HARUKA~恋~
宙太くんが立ち上がって、遥奏くんにすぐさま駆け寄り、思いっきり抱きついた。


「遥奏、勝ったな!…勝ったな!!勝てたんだよ、遥奏!!」


鼻水も涙も全部遥奏くんのジャージにつけて、宙太くんは感情を爆発させていた。

遥奏くんは静かに言葉を紡ぎ出し、頬に涙の線を何本も流しながら、宙太くんの肩を抱いていた。


「チクショー!!俺らは最後まで勝てねえのかよ!?ざけんじゃねぇ!!」


吐き捨てるようにそう言い残し、先輩達は思い出のコートを去っていった。

私は先輩達が帰ったことを確認してから、飲み物を買い、コートの中央の彼らの元に行った。

けれども私に気づくそぶりは一切見せず、 ダムが決壊するくらい大量の涙を流していた。

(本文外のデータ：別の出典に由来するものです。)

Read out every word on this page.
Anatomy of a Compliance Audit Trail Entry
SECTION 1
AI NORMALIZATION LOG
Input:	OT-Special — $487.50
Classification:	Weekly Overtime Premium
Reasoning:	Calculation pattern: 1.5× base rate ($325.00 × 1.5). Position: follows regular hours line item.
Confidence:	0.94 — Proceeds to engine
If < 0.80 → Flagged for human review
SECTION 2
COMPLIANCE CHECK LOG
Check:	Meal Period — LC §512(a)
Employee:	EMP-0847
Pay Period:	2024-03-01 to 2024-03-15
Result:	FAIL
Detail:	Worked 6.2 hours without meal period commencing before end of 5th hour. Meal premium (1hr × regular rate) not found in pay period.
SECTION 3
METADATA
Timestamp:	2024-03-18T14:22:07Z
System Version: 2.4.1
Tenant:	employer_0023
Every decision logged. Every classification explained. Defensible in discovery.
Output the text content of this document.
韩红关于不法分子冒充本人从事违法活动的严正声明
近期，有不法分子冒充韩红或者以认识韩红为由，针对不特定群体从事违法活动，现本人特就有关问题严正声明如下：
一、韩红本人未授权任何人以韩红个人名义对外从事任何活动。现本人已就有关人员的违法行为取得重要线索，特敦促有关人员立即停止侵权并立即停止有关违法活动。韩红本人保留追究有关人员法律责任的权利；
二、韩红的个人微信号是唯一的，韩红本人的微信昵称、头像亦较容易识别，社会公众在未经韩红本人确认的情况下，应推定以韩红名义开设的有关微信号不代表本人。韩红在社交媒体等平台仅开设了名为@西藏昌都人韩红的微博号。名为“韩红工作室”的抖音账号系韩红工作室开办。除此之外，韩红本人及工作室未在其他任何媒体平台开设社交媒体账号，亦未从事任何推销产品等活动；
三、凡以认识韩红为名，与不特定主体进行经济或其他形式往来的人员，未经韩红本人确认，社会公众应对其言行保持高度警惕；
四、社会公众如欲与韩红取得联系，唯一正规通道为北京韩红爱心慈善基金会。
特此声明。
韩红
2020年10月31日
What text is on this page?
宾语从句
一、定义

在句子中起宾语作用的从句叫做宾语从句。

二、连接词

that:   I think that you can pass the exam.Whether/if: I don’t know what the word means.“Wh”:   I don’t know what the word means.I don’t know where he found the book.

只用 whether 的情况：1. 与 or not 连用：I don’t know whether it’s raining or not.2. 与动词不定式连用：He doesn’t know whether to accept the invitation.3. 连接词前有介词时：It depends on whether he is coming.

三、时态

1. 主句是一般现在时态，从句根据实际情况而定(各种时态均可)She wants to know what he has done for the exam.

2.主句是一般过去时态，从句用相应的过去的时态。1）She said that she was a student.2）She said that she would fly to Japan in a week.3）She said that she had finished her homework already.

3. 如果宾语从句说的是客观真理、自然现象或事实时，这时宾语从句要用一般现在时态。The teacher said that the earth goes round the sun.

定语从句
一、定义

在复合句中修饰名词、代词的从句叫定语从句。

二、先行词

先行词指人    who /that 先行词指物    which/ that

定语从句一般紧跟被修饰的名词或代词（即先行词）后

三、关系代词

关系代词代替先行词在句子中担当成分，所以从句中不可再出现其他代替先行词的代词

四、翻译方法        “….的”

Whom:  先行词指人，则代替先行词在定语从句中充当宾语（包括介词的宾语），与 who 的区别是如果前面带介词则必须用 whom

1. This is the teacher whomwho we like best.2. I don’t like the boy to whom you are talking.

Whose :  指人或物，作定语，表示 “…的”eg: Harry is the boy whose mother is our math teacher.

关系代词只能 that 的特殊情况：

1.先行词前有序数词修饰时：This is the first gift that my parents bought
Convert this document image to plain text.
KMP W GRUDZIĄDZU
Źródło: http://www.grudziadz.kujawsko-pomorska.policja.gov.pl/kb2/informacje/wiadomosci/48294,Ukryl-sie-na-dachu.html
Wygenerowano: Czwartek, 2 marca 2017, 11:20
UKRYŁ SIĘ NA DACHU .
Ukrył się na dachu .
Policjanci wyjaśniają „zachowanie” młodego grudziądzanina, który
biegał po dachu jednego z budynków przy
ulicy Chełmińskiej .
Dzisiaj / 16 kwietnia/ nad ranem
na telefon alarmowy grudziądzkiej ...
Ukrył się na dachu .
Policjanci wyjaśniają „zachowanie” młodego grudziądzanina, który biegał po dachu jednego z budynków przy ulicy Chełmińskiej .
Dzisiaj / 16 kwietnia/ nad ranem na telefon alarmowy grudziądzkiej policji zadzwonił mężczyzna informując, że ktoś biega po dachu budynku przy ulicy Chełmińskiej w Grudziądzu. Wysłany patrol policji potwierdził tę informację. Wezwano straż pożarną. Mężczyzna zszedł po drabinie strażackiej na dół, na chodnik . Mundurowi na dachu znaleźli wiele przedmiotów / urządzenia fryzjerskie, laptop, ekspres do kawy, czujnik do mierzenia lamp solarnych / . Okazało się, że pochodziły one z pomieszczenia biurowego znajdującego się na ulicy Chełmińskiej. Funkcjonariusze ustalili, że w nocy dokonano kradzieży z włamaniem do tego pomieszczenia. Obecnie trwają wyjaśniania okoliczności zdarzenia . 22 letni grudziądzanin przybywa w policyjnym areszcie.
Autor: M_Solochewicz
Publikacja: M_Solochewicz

しばらく黙って見守っていると、遥奏くんがようやく私の存在に気づいて、宙太くんを引き離し、無機質な天井を見上げて必死に涙を止めようとしていた。


「泣いてて良いよ。私、気にしてないから」

私の言葉に遥奏くんは首を激しく横に振った。


「オレ、女の子の前で泣きたくない」


そうか…

そうだよね…




―――――だったら、私が笑おう。



「アハハハハ、アハハハハ…」

「なんだよ、急に?アオハル、おかしくなった?」


私の異様な笑い声につられて、宙太くんが笑い出した。


「ギャッハッハ、ギャハハハハ、ギャハハハハ…」

「宙太、ゴジラに進化したのかよ?人類史上、正規の大発見だな」


遥奏くんは最初ニンマリと口角を上げていただけだったけれど、導火線に火がついて徐々に短くなり、遂に爆発した。

大口を開けて、お腹を抱えて笑い出す。
あの日見た、この世で一番好きな笑顔だ。

私は久しぶりに心が満たされて、体の芯からポカポカした。







出会えて良かった。


今日まで生きてて良かった。


これから先もずっと笑いたい。


彼を笑顔にするために私は笑うんだ。



「そう言えば、ジュース、どっちが良い?」

「俺、オレンジが良い!」

「はあ?それオレの!」

「いつ、お前のって決まったんだよ!こういうのは早い者勝ちだろ?」


…ケンカ、いっぱいしてね。

ケンカするほど、仲が良いって言うから。

私は近くて遠いところから、キミたちを見てる、ずっと…。







夕日はまだ沈んでいなかった。

夏が近づいている合図。

太陽が月より長く顔を出す、夏…。

月のような私を彼らは必死に照らしてくれているのかもしれない。

私は探し続けていた太陽をようやく見つけることが出来たんだ。








私はこうして彼らと出逢い、お互いの限られた人生の一部を共有するようになったのだった。